Preparate il ragù vegetale. Tritate finemente sedano, carota e cipolla e aglio e aggiungete il sale, il pepe e le erbe (facoltativo). Fate soffriggere in 4 cucchiai di olio fino a quando le verdure si saranno ammorbidite. Sfumate con il vino rosso. Quando l’alcol sarà evaporato lasciate cuocere per almeno 30-40 minuti a fuoco vivace controllando di continuo. Regolate di sale e pepe. Se dovesse risultare liquido, lasciate cuocere ancora a fuoco basso fino a quando non avrà la consistenza desiderata.

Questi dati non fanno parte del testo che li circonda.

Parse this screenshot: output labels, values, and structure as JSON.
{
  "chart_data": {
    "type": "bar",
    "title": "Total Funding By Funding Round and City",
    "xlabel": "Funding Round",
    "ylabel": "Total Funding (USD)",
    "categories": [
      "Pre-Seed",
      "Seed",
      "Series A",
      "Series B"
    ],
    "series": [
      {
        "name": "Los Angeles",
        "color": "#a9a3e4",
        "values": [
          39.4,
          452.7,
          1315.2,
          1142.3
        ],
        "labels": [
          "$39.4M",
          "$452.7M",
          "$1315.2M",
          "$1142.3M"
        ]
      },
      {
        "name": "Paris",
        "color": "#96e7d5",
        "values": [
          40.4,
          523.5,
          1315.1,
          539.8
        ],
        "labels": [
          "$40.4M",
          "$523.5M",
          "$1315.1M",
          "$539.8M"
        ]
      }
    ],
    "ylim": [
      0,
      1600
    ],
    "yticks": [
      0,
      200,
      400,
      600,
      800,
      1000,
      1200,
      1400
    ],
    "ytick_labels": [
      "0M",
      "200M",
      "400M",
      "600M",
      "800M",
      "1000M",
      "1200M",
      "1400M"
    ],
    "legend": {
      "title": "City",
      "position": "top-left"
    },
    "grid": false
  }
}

Considerate che la pasta viene messa a crudo, quindi il sugo non deve essere troppo denso.

Ora stendete la pasta. Stendete la vostra sfoglia con la macchinetta (io arrivo al n. 2 per la larghezza della sfoglia) o a mano e aiutandovi con un coppapasta (io ne ho usato uno da 9 cm di diametro) create dei cerchi. Ora prendete il ripieno, suddividetelo e fate delle bisce, staccate un pezzetto di circa 2 cm e appoggiatelo nel mezzo del vostro cerchio. Una volta riempiti i primi cerchi, chiudete il cerchio in modo da formare una mezzaluna e serrate i lembi con i rebbi una forchetta. In questo modo i tordelli non si apriranno in cottura. Se comunque la pasta dovesse risultare un po’ secca, aiutatevi bagnando con il dito le estremità del cerchio e chiudete.

Continuate fino a finire il ripieno e la pasta. Se dovesse avanzare della pasta, io di solito faccio dei maltagliati e lascio seccare su un vassoio.

Fate bollire i tordelli in acqua salata per 3 minuti circa, una volta pronti condite con il ragù vegetale. Io avevo ancora dell’avanzo di macinato vegano che ho aggiunto nel sugo solo a fine cottura.

Gustate e fatemi sapere se vi sono piaciuti.